##What is this?## This is a MATLAB toolkit used for the experimentation of the following paper on signature verification. This paper is appeared in ICPR 2016 as an "oral" presentation.
Anjan Dutta, Umapada Pal and Josep Lladós. "Compact Correlated Features for Writer Independent Signature Verification", In ICPR, Cancún, Mexico, 2016. (oral)
- vlfeat.
- libsvm.
- In the 'MatLabCode/main_signature_verification_compcorr.m' file update the following three variables as described: (ii) dir_libsvm: path to the 'matlab' folder inside libsvm. (iii) dir_vlfeat: path to the vlfeat root folder. (iv) Signsroot: path to the containing folder of the README.txt file.
- Run the script and it will produce the output with precomputed histograms on CEDAR. So, after execution, it should produce the following output:
Computing kernel for classification...Done. Cross Validation Accuracy = 99.9758% Cross Validation Accuracy = 100% Cross Validation Accuracy = 100% Cross Validation Accuracy = 100% Cross Validation Accuracy = 100% Cross Validation Accuracy = 100% Cross Validation Accuracy = 100% Cross Validation Accuracy = 100% Cross Validation Accuracy = 100% Accuracy = 100% (828/828) (classification) Accuracy = 100.00, EER = 0.00
This is the result on a subset (30%) of the dataset. Note the percent_dataset = 0.3 at the beginning of the code.
To compute the results on the whole dataset, set the variable 'percent_dataset' (within the switch-case 'CEDAR', see upper portion of the code) equal to 1.0. It will need more RAM. It should bring the following output:
Computing kernel for classification...Done. Cross Validation Accuracy = 99.9964% Cross Validation Accuracy = 100% Cross Validation Accuracy = 100% Cross Validation Accuracy = 100% Cross Validation Accuracy = 100% Cross Validation Accuracy = 100% Cross Validation Accuracy = 100% Cross Validation Accuracy = 100% Cross Validation Accuracy = 100% Accuracy = 100% (2760/2760) (classification) Accuracy = 100.00, EER = 0.00
- Precomputed histograms only on CEDAR dataset is provided with this toolkit, those for GPDS have not been provided as they are big in size.

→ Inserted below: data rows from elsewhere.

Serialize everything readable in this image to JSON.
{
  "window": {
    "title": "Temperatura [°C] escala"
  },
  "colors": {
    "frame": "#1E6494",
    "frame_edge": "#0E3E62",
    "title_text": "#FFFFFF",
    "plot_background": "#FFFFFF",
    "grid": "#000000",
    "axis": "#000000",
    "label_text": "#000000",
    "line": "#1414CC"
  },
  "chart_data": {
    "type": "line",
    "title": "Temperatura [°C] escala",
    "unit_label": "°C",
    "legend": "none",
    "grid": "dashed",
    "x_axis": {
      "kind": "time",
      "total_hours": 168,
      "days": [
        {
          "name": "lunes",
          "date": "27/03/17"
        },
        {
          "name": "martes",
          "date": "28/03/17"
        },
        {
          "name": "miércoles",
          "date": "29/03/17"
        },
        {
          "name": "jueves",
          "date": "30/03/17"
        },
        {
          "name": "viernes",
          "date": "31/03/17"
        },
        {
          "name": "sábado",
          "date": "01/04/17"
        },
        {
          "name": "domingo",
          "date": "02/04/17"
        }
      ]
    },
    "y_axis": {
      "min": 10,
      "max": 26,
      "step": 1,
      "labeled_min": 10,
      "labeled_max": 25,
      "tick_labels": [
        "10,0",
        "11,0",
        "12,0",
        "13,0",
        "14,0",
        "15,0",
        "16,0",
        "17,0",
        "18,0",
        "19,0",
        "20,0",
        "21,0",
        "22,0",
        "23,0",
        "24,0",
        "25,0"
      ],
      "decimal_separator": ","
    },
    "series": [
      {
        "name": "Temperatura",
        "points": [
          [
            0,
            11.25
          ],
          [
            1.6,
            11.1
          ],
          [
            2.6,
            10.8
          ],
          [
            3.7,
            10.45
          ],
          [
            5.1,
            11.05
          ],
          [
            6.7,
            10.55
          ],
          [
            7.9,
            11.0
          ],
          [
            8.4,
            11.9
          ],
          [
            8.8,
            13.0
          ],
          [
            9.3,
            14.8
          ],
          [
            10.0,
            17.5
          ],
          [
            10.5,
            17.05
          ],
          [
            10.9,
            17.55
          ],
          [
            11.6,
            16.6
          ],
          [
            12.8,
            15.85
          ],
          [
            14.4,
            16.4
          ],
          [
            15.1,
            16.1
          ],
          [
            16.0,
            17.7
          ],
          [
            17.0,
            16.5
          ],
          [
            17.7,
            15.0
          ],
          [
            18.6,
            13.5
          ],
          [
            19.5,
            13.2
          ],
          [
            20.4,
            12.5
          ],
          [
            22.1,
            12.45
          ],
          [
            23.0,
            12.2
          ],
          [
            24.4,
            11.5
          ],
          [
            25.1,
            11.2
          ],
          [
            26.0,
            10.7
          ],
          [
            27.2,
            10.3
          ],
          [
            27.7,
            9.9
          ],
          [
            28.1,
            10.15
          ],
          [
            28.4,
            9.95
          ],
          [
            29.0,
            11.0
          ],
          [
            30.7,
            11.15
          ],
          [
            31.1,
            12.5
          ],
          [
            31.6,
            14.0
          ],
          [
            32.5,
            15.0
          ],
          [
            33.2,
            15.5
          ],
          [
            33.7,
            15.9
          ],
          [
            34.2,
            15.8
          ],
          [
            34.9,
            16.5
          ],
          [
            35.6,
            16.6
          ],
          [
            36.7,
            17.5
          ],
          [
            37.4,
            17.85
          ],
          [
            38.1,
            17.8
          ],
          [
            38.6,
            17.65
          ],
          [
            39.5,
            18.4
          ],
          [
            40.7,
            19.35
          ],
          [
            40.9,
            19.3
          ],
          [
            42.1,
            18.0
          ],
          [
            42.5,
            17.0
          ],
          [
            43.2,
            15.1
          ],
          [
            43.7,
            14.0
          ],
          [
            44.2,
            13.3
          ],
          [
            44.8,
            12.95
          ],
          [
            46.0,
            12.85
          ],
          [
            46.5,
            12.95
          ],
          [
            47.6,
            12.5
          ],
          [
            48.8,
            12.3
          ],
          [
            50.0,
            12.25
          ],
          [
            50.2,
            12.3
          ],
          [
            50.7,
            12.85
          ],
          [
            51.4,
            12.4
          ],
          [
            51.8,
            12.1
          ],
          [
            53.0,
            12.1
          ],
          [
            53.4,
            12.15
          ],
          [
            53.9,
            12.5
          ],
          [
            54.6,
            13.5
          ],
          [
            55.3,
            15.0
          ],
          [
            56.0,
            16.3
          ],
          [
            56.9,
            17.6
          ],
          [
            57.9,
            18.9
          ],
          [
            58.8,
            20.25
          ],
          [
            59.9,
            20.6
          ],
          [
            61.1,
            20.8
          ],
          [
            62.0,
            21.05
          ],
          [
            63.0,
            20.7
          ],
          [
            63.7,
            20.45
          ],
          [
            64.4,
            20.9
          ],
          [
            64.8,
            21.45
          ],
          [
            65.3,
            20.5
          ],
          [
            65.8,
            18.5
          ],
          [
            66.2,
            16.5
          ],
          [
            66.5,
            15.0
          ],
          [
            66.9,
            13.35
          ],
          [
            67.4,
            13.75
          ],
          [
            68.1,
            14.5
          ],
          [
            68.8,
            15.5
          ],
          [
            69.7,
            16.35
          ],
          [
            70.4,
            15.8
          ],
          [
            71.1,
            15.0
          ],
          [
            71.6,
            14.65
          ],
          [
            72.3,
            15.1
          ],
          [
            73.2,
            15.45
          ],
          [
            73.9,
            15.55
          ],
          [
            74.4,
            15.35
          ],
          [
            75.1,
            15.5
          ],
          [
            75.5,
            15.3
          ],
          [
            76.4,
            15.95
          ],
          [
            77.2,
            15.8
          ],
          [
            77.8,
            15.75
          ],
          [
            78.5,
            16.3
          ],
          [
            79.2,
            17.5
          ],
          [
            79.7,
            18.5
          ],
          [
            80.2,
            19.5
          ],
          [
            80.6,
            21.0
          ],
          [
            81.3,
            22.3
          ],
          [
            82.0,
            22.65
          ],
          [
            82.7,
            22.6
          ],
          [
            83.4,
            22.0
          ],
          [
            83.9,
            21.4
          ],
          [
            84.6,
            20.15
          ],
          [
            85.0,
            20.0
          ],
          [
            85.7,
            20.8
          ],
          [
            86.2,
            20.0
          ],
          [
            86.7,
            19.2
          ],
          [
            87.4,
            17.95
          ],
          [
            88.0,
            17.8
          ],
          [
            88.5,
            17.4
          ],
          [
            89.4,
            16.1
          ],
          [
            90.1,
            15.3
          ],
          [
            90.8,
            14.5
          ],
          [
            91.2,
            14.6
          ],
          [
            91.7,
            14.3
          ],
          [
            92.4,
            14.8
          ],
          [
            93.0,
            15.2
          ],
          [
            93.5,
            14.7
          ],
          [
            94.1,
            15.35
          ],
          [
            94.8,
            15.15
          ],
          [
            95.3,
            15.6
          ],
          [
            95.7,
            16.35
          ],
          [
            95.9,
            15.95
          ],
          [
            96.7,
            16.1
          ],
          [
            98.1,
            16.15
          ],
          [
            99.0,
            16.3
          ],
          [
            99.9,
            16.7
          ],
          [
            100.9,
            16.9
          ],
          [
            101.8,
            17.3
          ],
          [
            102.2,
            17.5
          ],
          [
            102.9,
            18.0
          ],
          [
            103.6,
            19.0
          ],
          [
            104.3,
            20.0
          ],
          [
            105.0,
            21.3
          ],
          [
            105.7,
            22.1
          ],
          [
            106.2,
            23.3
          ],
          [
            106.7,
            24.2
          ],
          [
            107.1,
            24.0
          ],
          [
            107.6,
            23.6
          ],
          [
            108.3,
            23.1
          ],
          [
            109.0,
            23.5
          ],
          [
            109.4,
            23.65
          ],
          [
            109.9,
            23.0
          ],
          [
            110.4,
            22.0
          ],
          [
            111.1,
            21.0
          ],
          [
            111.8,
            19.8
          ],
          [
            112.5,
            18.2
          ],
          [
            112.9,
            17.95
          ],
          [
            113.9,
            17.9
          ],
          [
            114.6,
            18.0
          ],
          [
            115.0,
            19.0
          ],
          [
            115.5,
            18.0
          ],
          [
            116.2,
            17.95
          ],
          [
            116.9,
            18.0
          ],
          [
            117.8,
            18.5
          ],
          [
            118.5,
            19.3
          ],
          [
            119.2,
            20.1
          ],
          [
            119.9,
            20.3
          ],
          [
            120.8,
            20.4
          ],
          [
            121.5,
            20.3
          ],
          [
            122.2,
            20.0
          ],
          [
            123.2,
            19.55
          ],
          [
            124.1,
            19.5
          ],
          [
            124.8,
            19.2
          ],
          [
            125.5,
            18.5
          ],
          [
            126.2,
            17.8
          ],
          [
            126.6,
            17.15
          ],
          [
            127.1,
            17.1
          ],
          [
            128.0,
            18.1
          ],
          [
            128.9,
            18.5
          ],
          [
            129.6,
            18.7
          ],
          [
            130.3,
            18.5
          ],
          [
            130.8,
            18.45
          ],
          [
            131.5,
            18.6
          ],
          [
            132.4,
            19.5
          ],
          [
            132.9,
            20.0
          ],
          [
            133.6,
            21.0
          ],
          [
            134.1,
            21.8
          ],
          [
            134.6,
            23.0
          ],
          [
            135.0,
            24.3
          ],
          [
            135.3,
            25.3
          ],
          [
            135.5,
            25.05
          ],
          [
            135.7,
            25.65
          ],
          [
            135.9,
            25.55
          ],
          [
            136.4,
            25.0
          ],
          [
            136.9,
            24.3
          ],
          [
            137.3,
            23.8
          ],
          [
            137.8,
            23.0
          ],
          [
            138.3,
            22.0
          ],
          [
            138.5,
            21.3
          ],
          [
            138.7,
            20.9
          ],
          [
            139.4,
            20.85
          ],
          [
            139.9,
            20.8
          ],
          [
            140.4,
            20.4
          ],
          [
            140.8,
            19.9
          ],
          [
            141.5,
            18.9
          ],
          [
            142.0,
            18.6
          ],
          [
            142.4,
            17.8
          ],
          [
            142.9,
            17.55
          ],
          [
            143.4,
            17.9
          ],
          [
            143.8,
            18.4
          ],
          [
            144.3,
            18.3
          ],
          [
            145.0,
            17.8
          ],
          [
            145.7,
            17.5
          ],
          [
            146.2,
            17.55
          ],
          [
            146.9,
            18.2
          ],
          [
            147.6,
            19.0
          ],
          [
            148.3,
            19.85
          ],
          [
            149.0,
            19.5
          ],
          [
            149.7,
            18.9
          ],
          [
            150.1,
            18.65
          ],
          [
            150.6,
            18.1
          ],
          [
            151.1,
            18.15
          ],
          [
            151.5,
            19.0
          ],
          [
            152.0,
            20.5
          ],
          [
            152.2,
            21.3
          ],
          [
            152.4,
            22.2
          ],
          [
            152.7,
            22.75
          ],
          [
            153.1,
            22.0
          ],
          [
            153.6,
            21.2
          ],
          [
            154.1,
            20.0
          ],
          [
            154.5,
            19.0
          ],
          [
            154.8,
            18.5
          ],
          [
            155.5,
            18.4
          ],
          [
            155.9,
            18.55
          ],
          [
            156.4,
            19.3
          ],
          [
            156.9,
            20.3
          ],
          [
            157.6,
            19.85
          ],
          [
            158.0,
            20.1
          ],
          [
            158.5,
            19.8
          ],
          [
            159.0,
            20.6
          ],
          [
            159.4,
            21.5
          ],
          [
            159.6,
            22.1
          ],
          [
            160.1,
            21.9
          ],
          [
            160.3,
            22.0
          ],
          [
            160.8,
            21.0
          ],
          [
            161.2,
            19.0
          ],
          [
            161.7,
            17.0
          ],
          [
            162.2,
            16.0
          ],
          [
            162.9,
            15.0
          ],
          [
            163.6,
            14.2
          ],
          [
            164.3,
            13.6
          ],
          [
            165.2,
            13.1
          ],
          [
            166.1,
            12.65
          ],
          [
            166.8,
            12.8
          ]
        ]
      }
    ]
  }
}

- To recompute results, remember to set the variable 'precomputed_histograms' to false.
- To produce any results on GPDS dataset, put the corresponding images inside the GPDS folder. Getting results on GPDS dataset will take long time.
- This code has been checked only on Linux platform (Ubuntu 14.04, 16.04). Please report bug to Anjan Dutta by writing an email at duttanjan@gmail.com.
Copyright (C) 2016 Anjan Dutta. Permission is hereby granted, free of charge, to any person obtaining a copy of this software and associated documentation files (the "Software"), to deal in the Software without restriction, including without limitation the rights to use, copy, modify, merge, publish, distribute, sublicense, and/or sell copies of the Software, and to permit persons to whom the Software is furnished to do so, subject to the following conditions: The above copyright notice and this permission notice shall be included in all copies or substantial portions of the Software.
THE SOFTWARE IS PROVIDED "AS IS", WITHOUT WARRANTY OF ANY KIND, EXPRESS OR IMPLIED, INCLUDING BUT NOT LIMITED TO THE WARRANTIES OF MERCHANTABILITY, FITNESS FOR A PARTICULAR PURPOSE AND NON INFRINGEMENT. IN NO EVENT SHALL THE AUTHORS OR COPYRIGHT HOLDERS BE LIABLE FOR ANY CLAIM, DAMAGES OR OTHER LIABILITY, WHETHER IN AN ACTION OF CONTRACT, TORT OR OTHERWISE, ARISING FROM, OUT OF OR IN CONNECTION WITH THE SOFTWARE OR THE USE OR OTHER DEALINGS IN THE SOFTWARE.